Two people were injured in the Visso area near the quake epicenter, but
otherwise there were no other immediate reports of victims, said Italy's
civil protection chief, Fabrizio Curcio. Old churches crumbled and
other buildings were damaged, though many of them were in zones that
were declared off-limits after the Aug. 24 quake that flattened parts of
three towns.
"We're without power, waiting for emergency crews," said Mauro Falcucci,
the mayor of Castelsantangelo sul Nera, near the epicenter. Speaking to
Sky TG24, he said: "We can't see anything. It's tough. Really tough."
He said some buildings had collapsed, but that there were no immediate
reports of injuries in his community. He added that darkness and a
downpour were impeding a full accounting.
Italy's national vulcanology center said the quake struck at 7:10 p.m.
local time (1710 GMT) with an epicenter in the Macerata area, near
Perugia in the quake-prone Apennine Mountain chain. The U.S. Geological
Survey put the epicenter near Visso and said it had a depth of some 10
kilometers (six miles).
Experts say even relatively modest quakes that have shallow depths can
cause significant damage because the seismic waves are closer to the
surface. But seismologist Gianluca Valensise said a 10-kilometer depth
is within the norm for an Apennine temblor.
The Aug. 24 quake destroyed the hilltop village of Amatrice and other
nearby towns and had a depth of about 10 kilometers. Amatrice Mayor
Sergio Pirozzi said residents felt the quake, but "We are thanking God
that there are no dead and no injured."
Wednesday's quake was felt from Perugia in Umbria to the capital Rome to
the central Italian town of L'Aquila, which was struck by a deadly
quake in 2009. The mayor of L'Aquila, however, said there were no
immediate reports of damage there.
A section of a major state highway north of Rome, the Salaria, was
closed near Arquata del Tronto as a precaution because of a
quake-induced landslide, said a spokeswoman for the civil protection
agency, Ornella De Luca.
The mayor of Arquata del Tronco, Aleandro Petrucci, said the quake felt
stronger than the August temblor, which devastated parts of his town.
But he said there were no reports of injuries to date and that the zone
hardest hit by the last quake remained uninhabitable.
"We don't worry because there is no one in the red zone, if something fell, walls fell," he said.
In Rome, some 230 kilometers (145 miles) southwest from the epicenter,
centuries-old palazzi shook and officials at the Foreign Ministry
evacuated the building.
The quake was actually an aftershock of the magnitude 6.2 earthquake
from two months ago.
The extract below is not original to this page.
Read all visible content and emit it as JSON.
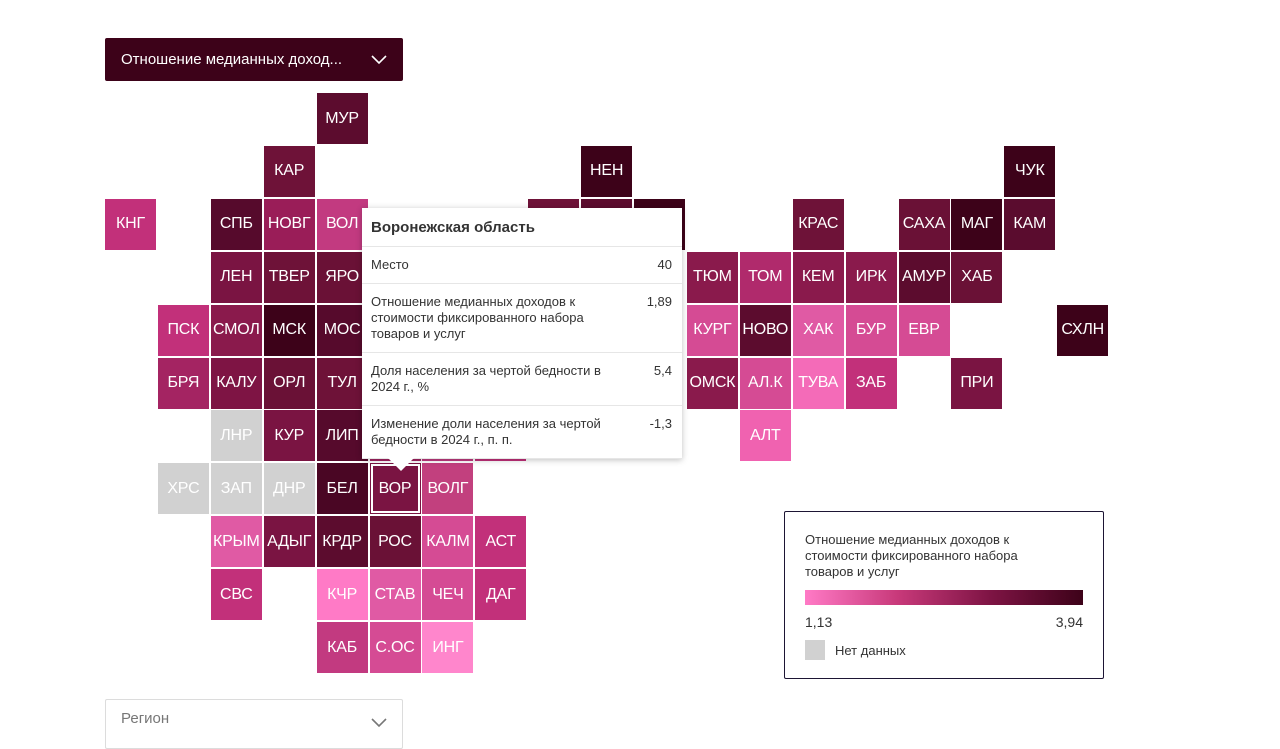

Because it was so close to the surface, it has the
potential to cause more shaking and more damage, "coupled with
infrastructure that's vulnerable to shaking," said U.S. Geological
Survey seismologist Paul Earle.
"They have a lot of old buildings that weren't constructed at a time with modern seismic codes," he said.
Given the size, depth and location of the quake, the USGS estimates that
about 12 million people likely felt at least weak shaking.
This quake is about 20 kilometers (12 miles) northwest of the original
shock, which puts it on the northern edge of the aftershock sequence and
two months is normal for aftershocks, Earle said. The August 6.2 quake
was five times bigger than Wednesday's and was 11 times stronger based
on energy released.
Seismologists initially thought this aftershock was magnitude 5.4 but
the USGS upgraded it to 5.5 when they checked its waves and that
estimate may still change, Earle said.